Y en un momento, cuando ya casi me estaba acostumbrando a no pensar, a una espantosa rutina de sólo esperar, a escuchar todos los días cuántos recuperados, cuántos positivos, cuántos muertos, que cuándo llegaba el pico, que si la curva era así o asá, que la tendencia, que si estábamos mejor o peor que otros…con las “filminas” llenas de datos poco certeros, que 14 días más, que otros 14, que las aulas silenciosas, que las persianas bajas, que los respiradores… En un momento, digo, llegó la esperanza de la vacuna. Tambaleante, trastabillando sobre alguna condición previa de los aspirantes a ser vacunados, pero, al fin, útil para mantener la esperanza. 

Porque pese a todo, pese a mi decrépita e improductiva osamenta por donde han pasado ya 70 años y demasiados cigarrillos, necesito imperiosamente mantener la esperanza para poder hacer cada día nuevos recuerdos y no seguir en blanco. Quiero mantener la esperanza de que en algún momento Ud. Sr. Presidente, o su Jefe de Gabinete, o su Ministro de Salud me expliquen claramente cuáles fueron las condiciones inaceptables de un laboratorio determinado aunque muchos otros países ya estén usando esa vacuna supongo que con las mismas condiciones contractuales, o cuál es el convenio que todavía no he podido ver con otro, o por qué debo confiar a pie juntillas en otro sin que me invadan todo tipo de escepticismos, que si 10 millones ahora o 10 millones después, que los datos que no llegan… 

Ahora, además, existe la idea de de administrar un solo componente de una vacuna diseñada para ser efectiva con dos componentes. ¿Y dónde está el segundo componente? ¿Estaré medio vacunada dentro de unos meses? ¿O probando algún otro producto no autorizado “por autoridad competente”? ¿Qué dirá la ANMAT? 

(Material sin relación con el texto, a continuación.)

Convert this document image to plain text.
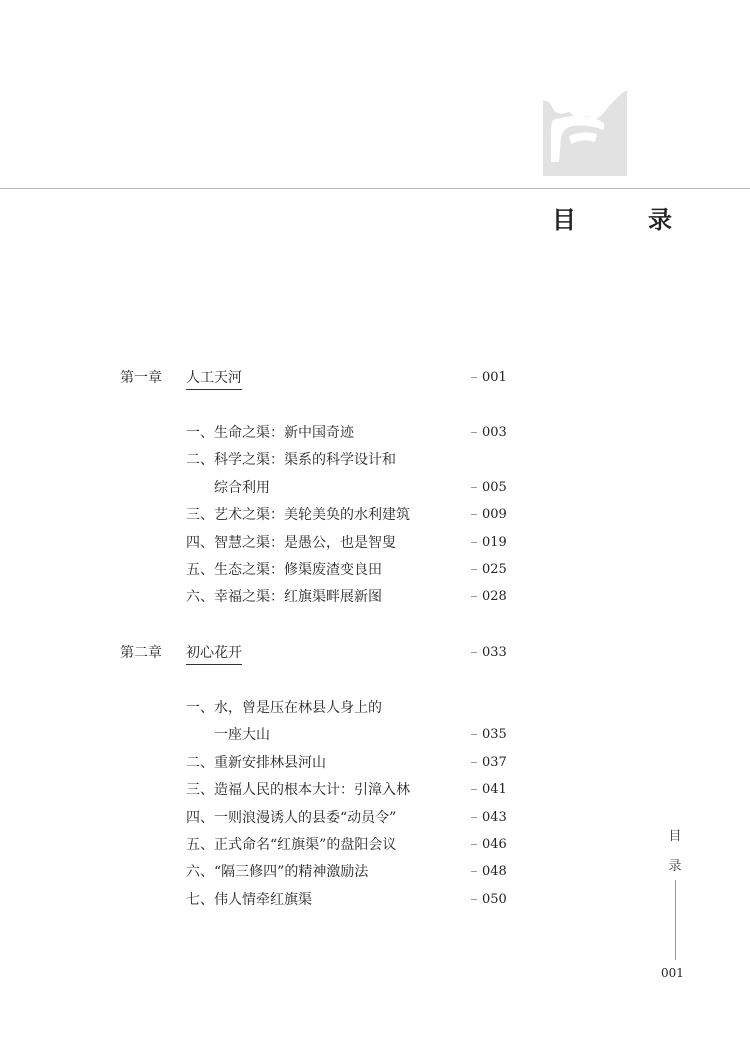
目　录
第一章 人工天河	001
一、生命之渠：新中国奇迹	003
二、科学之渠：渠系的科学设计和
综合利用	005
三、艺术之渠：美轮美奂的水利建筑	009
四、智慧之渠：是愚公，也是智叟	019
五、生态之渠：修渠废渣变良田	025
六、幸福之渠：红旗渠畔展新图	028
第二章 初心花开	033
一、水，曾是压在林县人身上的
一座大山	035
二、重新安排林县河山	037
三、造福人民的根本大计：引漳入林	041
四、一则浪漫诱人的县委“动员令”	043
五、正式命名“红旗渠”的盘阳会议	046
六、“隔三修四”的精神激励法	048
七、伟人情牵红旗渠	050
目
录
001
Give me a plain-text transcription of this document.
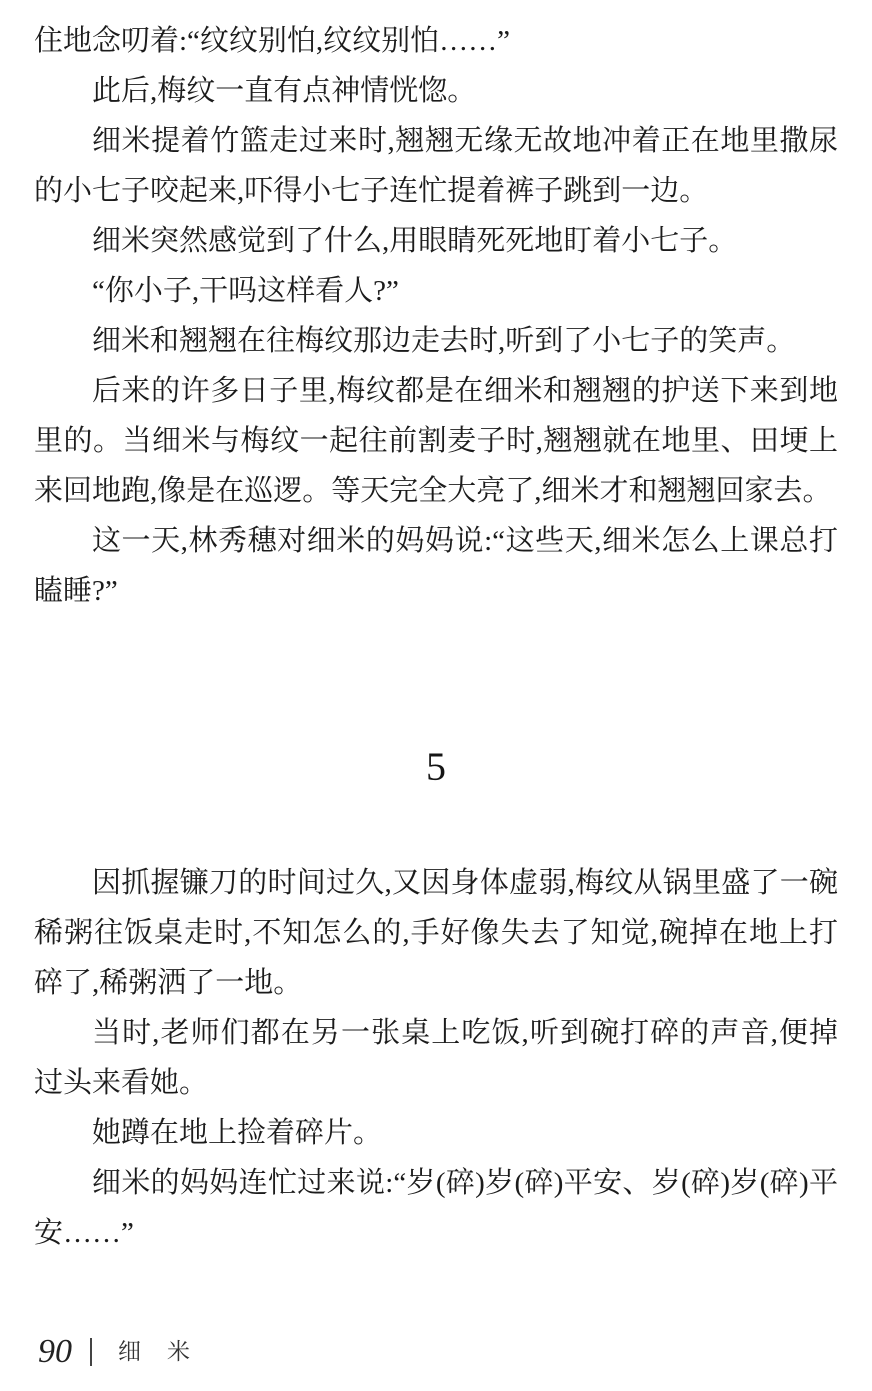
住地念叨着:“纹纹别怕,纹纹别怕……”

此后,梅纹一直有点神情恍惚。

细米提着竹篮走过来时,翘翘无缘无故地冲着正在地里撒尿的小七子咬起来,吓得小七子连忙提着裤子跳到一边。

细米突然感觉到了什么,用眼睛死死地盯着小七子。

“你小子,干吗这样看人?”

细米和翘翘在往梅纹那边走去时,听到了小七子的笑声。

后来的许多日子里,梅纹都是在细米和翘翘的护送下来到地里的。当细米与梅纹一起往前割麦子时,翘翘就在地里、田埂上来回地跑,像是在巡逻。等天完全大亮了,细米才和翘翘回家去。

这一天,林秀穗对细米的妈妈说:“这些天,细米怎么上课总打瞌睡?”

5

因抓握镰刀的时间过久,又因身体虚弱,梅纹从锅里盛了一碗稀粥往饭桌走时,不知怎么的,手好像失去了知觉,碗掉在地上打碎了,稀粥洒了一地。

当时,老师们都在另一张桌上吃饭,听到碗打碎的声音,便掉过头来看她。

她蹲在地上捡着碎片。

细米的妈妈连忙过来说:“岁(碎)岁(碎)平安、岁(碎)岁(碎)平安……”

90 细米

Creo que ni la política ni la fe deben prevalecer sobre la rigidez de los datos científicos. Y que Ud. está avasallando mi confianza llevándome a un enorme y muy triste desconcierto. Me niego a que mi futuro sea sólo seguir caminando por mi patio en medio de tanta fatiga. Que quizá el mío es un futuro escaso, pero es mío. Que es mi vida la que está en juego. Y con profundo cansancio le digo, Sr. Presidente, creo que a Ud. le importa un carajo.